If you're pushing large amounts of data, increase Git's HTTP post buffer to handle larger payloads:
git config http.postBuffer 524288000This sets the buffer to 500MB (524,288,000 bytes). For persistent changes across all repositories:
git config --global http.postBuffer 524288000Then retry your push operation.
If you're using git push --all or git push --mirror, try pushing branches one at a time:
git push origin main
git push origin develop
git push origin feature-branchThis can reveal if a specific branch violates repository rules or contains problematic files. GitHub has limits on the number of refs that can be pushed simultaneously.
SSH connections may provide better error messages or avoid HTTP-specific issues:
# Check your current remote URL
git remote -v
# Switch to SSH (replace with your repository)
git remote set-url origin [email protected]:username/repository.git
# Retry your operation
git push origin mainSSH can also bypass proxy issues that might be contributing to HTTP 500 errors.
If you're pushing files larger than 2GB (GitHub's limit) or your platform's size limit, you'll need to exclude them:
# Find large files in your repository
find . -type f -size +100M -exec ls -lh {} ;
# Add them to .gitignore
echo "large-file.zip" >> .gitignore
# Remove from Git history if already committed
git rm --cached large-file.zip
git commit -m "Remove large file"
git push origin mainConsider using Git LFS for large binary files instead.
If the error persists for several hours and the status page shows no incidents:
1. GitHub: Open a support ticket at https://support.github.com/
2. GitLab: Report the issue at https://about.gitlab.com/support/
3. Bitbucket: Contact Atlassian support at https://support.atlassian.com/
Provide:
- The full error message
- The exact Git command that failed
- Your repository URL (if public) or repository ID
- Timestamps of when the errors occurred
- Whether other repositories on the same account are affected
For self-hosted Git servers (Gitea, GitLab, Gogs):
Check server logs for the actual error cause.

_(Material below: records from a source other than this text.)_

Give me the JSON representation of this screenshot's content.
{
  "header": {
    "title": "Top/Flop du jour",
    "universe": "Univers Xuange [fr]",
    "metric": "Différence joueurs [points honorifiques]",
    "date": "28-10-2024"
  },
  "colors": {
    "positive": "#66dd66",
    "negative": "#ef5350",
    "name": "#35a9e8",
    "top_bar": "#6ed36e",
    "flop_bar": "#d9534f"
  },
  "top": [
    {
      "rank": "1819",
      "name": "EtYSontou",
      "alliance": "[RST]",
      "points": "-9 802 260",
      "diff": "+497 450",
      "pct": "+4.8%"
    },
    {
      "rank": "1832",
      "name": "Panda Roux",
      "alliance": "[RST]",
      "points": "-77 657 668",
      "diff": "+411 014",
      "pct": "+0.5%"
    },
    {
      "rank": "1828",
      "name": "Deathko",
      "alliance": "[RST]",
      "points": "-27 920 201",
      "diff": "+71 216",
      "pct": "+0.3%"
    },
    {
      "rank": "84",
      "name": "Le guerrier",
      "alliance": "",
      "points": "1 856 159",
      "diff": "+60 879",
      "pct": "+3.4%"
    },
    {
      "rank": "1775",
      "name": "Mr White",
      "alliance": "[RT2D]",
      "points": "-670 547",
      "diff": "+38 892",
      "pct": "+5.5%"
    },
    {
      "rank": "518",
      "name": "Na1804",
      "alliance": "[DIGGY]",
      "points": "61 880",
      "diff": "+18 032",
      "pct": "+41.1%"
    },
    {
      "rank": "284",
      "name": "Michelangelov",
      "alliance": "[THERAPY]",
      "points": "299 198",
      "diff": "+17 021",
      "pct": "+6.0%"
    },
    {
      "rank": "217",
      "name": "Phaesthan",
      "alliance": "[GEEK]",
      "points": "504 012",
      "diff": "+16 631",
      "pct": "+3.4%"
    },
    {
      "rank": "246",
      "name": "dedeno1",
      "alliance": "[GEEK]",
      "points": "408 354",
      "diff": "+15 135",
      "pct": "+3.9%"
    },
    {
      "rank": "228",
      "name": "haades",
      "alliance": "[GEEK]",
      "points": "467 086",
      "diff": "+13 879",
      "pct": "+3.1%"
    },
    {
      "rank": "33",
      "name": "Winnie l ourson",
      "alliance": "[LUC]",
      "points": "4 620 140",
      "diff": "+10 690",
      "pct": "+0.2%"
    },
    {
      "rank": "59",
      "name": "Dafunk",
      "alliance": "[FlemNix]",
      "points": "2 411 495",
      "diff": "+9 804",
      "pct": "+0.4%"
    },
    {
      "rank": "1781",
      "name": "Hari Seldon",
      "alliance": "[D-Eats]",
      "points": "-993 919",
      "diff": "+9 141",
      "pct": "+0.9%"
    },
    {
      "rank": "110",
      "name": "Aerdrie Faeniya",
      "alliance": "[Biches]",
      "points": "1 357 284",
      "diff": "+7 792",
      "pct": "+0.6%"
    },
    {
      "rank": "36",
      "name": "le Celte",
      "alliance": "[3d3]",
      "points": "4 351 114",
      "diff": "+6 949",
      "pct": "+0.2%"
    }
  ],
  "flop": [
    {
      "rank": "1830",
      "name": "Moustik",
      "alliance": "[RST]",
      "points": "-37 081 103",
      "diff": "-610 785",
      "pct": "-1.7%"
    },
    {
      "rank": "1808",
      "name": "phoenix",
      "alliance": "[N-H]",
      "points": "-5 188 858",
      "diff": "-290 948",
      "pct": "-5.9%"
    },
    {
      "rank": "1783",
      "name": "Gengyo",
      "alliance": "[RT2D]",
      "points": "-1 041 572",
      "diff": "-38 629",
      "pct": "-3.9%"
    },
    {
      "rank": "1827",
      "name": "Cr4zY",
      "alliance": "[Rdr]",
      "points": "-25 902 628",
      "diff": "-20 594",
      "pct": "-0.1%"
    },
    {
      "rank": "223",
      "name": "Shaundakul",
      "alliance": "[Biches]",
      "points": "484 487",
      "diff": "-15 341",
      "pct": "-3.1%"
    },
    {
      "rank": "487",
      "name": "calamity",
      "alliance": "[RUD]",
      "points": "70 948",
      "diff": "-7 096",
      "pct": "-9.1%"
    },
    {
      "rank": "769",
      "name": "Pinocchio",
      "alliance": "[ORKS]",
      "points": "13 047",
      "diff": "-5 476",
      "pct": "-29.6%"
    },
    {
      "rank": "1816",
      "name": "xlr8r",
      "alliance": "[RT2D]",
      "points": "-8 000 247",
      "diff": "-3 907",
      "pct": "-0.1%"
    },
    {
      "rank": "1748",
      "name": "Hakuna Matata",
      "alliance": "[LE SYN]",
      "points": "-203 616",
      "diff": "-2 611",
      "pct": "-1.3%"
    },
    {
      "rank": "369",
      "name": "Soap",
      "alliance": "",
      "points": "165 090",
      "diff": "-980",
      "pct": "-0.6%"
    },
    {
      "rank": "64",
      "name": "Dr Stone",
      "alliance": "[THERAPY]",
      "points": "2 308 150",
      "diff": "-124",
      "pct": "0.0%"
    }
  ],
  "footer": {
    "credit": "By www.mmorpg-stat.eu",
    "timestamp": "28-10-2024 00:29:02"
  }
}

For Bitbucket Server, enable debug logging in <Bitbucket home>/shared/bitbucket.properties and inspect the logs when the error occurs.
Common self-hosted causes include:
- Disk space exhaustion preventing Git operations
- Database connection pool exhaustion
- Insufficient memory causing process crashes
- Git binary version incompatibilities
- Corrupted repository objects requiring git fsck and repair
Platform-specific limits:
- GitHub: Maximum 100 refs per push, 2GB file size limit
- GitLab: Configurable push size limits (default 50MB per push)
- Bitbucket: 2GB file size limit, push timeout after 1 hour
When to escalate:
If you consistently get 500 errors for a specific repository but not others, the repository may be in a corrupted state on the server. This requires platform administrator intervention to repair or restore from backup. Do not attempt git push --force as this may worsen corruption.